子どもの心に残るのは
親が与えてくれたもの自体ではなく
「愛を注いでもらった」という感覚である
―リチャード・L・エバシズ
今日は、モノと心について、書きたいと思います。
もうすぐ終戦記念日ですね。
1945年8月15日正午、「大東亜戦争終結の詔書」を昭和天皇が朗読した音声が、ラジオ放送されました。
有名な「玉音放送」です。
この放送で、国民及び陸海軍にポツダム宣言の受諾と軍の降伏の決定が伝えられました。
つらいつらい戦争が終わったあと、日本は復興へとがむしゃらに頑張ってきました。
モノのない時代に、多くの人は「モノがあることが幸せ」と思い、少しずついろんなものを手にしてきました。
みなさんは、戦後日本の「三種の神器」ってご存知でしょうか?
本来の「三種の神器」は、日本神話のなかで天照大神から授けられたという”鏡・玉・剣”の3つのことなんだそうです。
これが、戦後日本においては、”白黒テレビ・冷蔵庫・洗濯機”の3つが、「三種の神器」と呼ばれました。
これらの新しい時代の生活必需品を手に入れることが、豊かさや憧れの象徴だったわけですね。
そして今では、”テレビ・冷蔵庫・洗濯機”は当たり前、一人一台の自家用車や携帯電話など、とても便利な世の中になりました。
そんな世の中の流れの中では、どうしても、
モノを中心とした幸せばかりに目がいってしまいますね。
モノを沢山持っていることだけが幸せであり、子供にもモノを与えることが愛情だと思い、
モノが ある意味”神様”になってしまっています。
「学校に行かせてやる」
「いっぱい洋服を買ってやる」
「塾に行かせてやる」など、
子供を”立派な人になるように”と、モノを与え、期待をしてしまいがちです。
でももし、子供が親の思うようにならないと…、親は「これだけしてやったのに!」と怒ってしまうかもしれません。
”立派”って、いったいどういうことでしょう?
「立派な学校へ行き」「立派なところに就職して」「いっぱいお金を稼ぐ」ことでしょうか?
高学歴で高収入な人だから価値があり、そうでない人には価値がないのでしょうか?
もちろん、これも一つの考え方かもしれませんが、なんだか違和感もありますね。
今の私達は、物質的な価値観に振り回され、大事なことを忘れがちになっている気もします。
目に見えないところを、おろそかにしている気がするのです。
今は、心の乱世の時代に入っているのかもしれません。
こんな時代の中で、私の考える「立派な人」というのは、「人に愛情を与えられる人」のこと。
モノはもちろんとっても大切なのですが、それだけじゃなくて、そこに心も込めることができる人が、素晴らしいと思うのです。

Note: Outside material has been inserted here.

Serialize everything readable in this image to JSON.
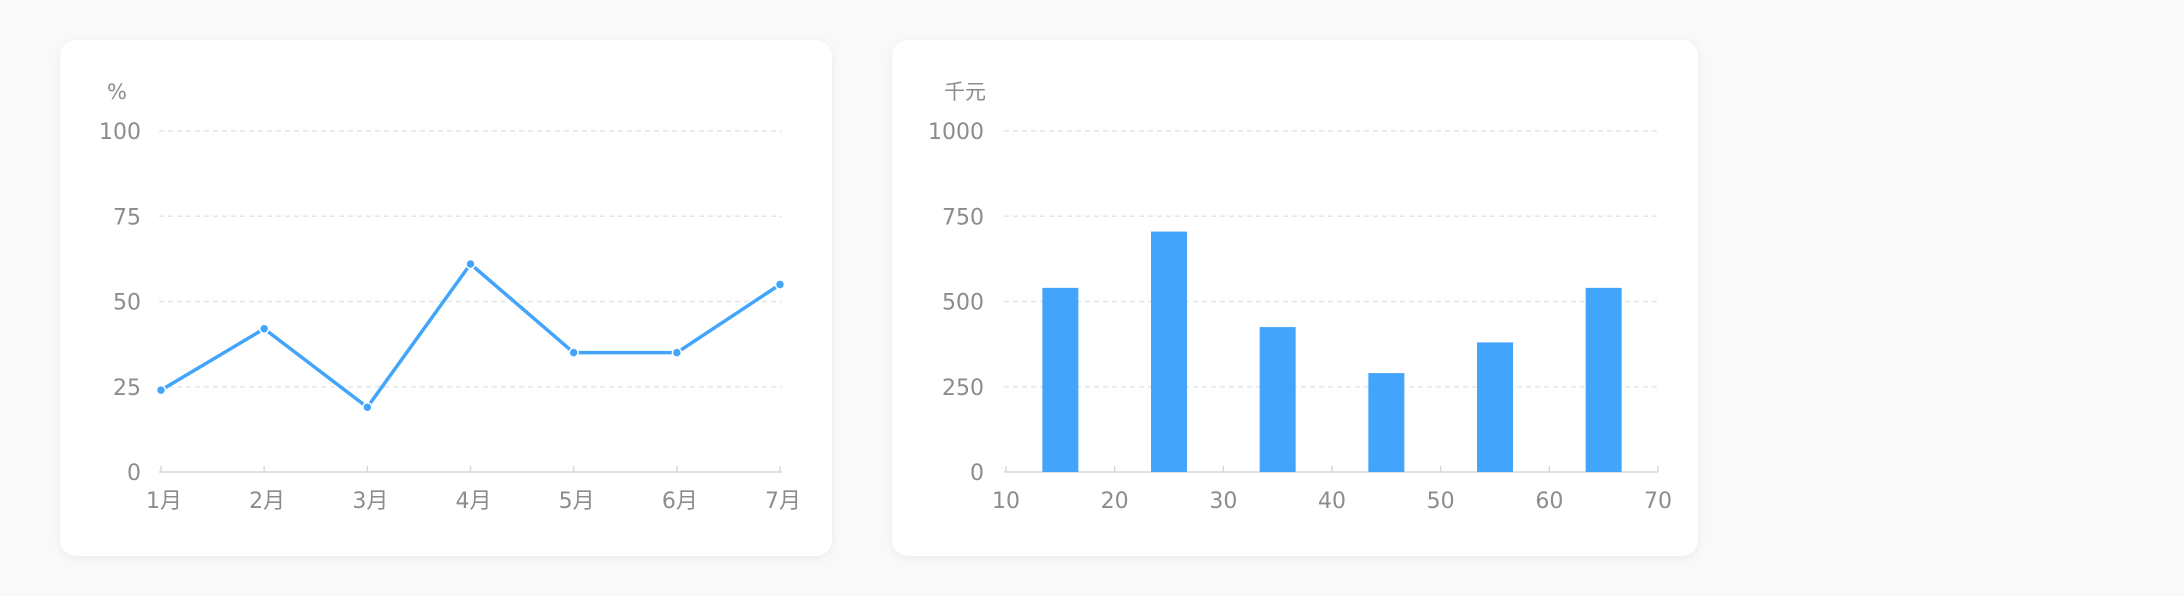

では、自分の子供を「人に愛情を与えられる人」に育てるには、どうすればいいのか。
まず親である自分自身が、子供に愛情を与えてあげることが大切です。
そんなに難しいことはありません。
例えば毎日の食事なら、
コンビニのおにぎりとインスタントのお味噌汁ではなく、手で握ったおにぎりと手作りのお味噌汁を食べさせる。
まずはこれだけでいいんです。
子どもに与えているモノに、愛情を加える工夫を、少しずつしてみましょう。
そうすればきっとその子も、愛情をまた別の人に与えられる人に育ってくれるでしょう。